Desde o momento em que entraram, quase vinte minutos se passaram até que chegassem ao salão. Ali, Hikari parou e estendeu o braço diante de Ling Su, obrigando-a a fazer o mesmo, quando avistou Ryan caído, ferido, em meio as escadas, com Maurício e Riki ao seu lado. Correu até eles e a chinesa a seguiu, confusa.

— Ryan! — Hikari abaixou-se no degrau diante do cunhado, preocupada. — O que aconteceu com ele?

Foi Maurício quem respondeu:

— Nós já o encontramos assim.

— E a Anne, onde está? — Olhou para Riki. — Ela não estava com você?

Maurício explicou:

— Ela estava comigo e com a Live, mas acabamos nos separando.

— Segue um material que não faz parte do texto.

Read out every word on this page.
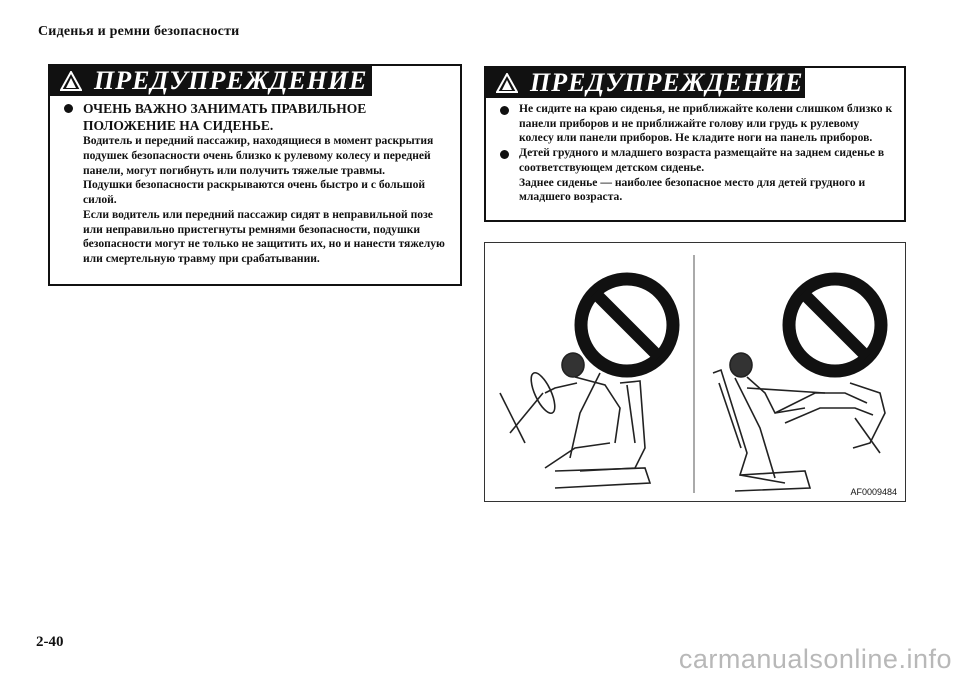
Сиденья и ремни безопасности
ПРЕДУПРЕЖДЕНИЕ
ОЧЕНЬ ВАЖНО ЗАНИМАТЬ ПРАВИЛЬНОЕ
ПОЛОЖЕНИЕ НА СИДЕНЬЕ.

Водитель и передний пассажир, находящиеся в момент раскрытия подушек безопасности очень близко к рулевому колесу и передней панели, могут погибнуть или получить тяжелые травмы.

Подушки безопасности раскрываются очень быстро и с большой силой.

Если водитель или передний пассажир сидят в неправильной позе или неправильно пристегнуты ремнями безопасности, подушки безопасности могут не только не защитить их, но и нанести тяжелую или смертельную травму при срабатывании.

ПРЕДУПРЕЖДЕНИЕ
Не сидите на краю сиденья, не приближайте колени слишком близко к панели приборов и не приближайте голову или грудь к рулевому колесу или панели приборов. Не кладите ноги на панель приборов.
Детей грудного и младшего возраста размещайте на заднем сиденье в соответствующем детском сиденье.
Заднее сиденье — наиболее безопасное место для детей грудного и младшего возраста.
AF0009484
2-40
carmanualsonline.info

Hikari sabia que aquele não era um bom sinal. Não gostava nem de imaginar sua irmã andando sozinha pelos corredores confusos daquele castelo, tendo que relembrar todos os horrores que passara ali em duas épocas diferentes de sua vida.

— E a Live, não estava com vocês?

Riki e Maurício olharam ao redor, só então parecendo perceber a demora de Live em retornar. O garoto respondeu:

— Ela subiu as escadas, foi verificar alguma coisa no andar de cima, mas já devia ter voltado.

Hikari sabia que aquele era um péssimo sinal. Levantou-se a apontou para Ling Su, pedindo:

— Vocês fiquem aqui cuidando do Ryan, e não deixem essa menina ir atrás de mim. Vou ver onde a Live está.

Dito isso, ela subiu as escadas. Sabia que deveria ser mais cautelosa em fazer isso, caminhar devagar e fazendo o mínimo de barulho possível, mas estava aflita demais para fazer as coisas da forma correta. Sendo assim, subiu correndo, com seus passos ecoando nas paredes de pedra. Ao chegar lá em cima, viu que uma das portas estava aberta e foi diretamente para lá. Chegou no momento em que Live se levantava diante de um corpo sem vida.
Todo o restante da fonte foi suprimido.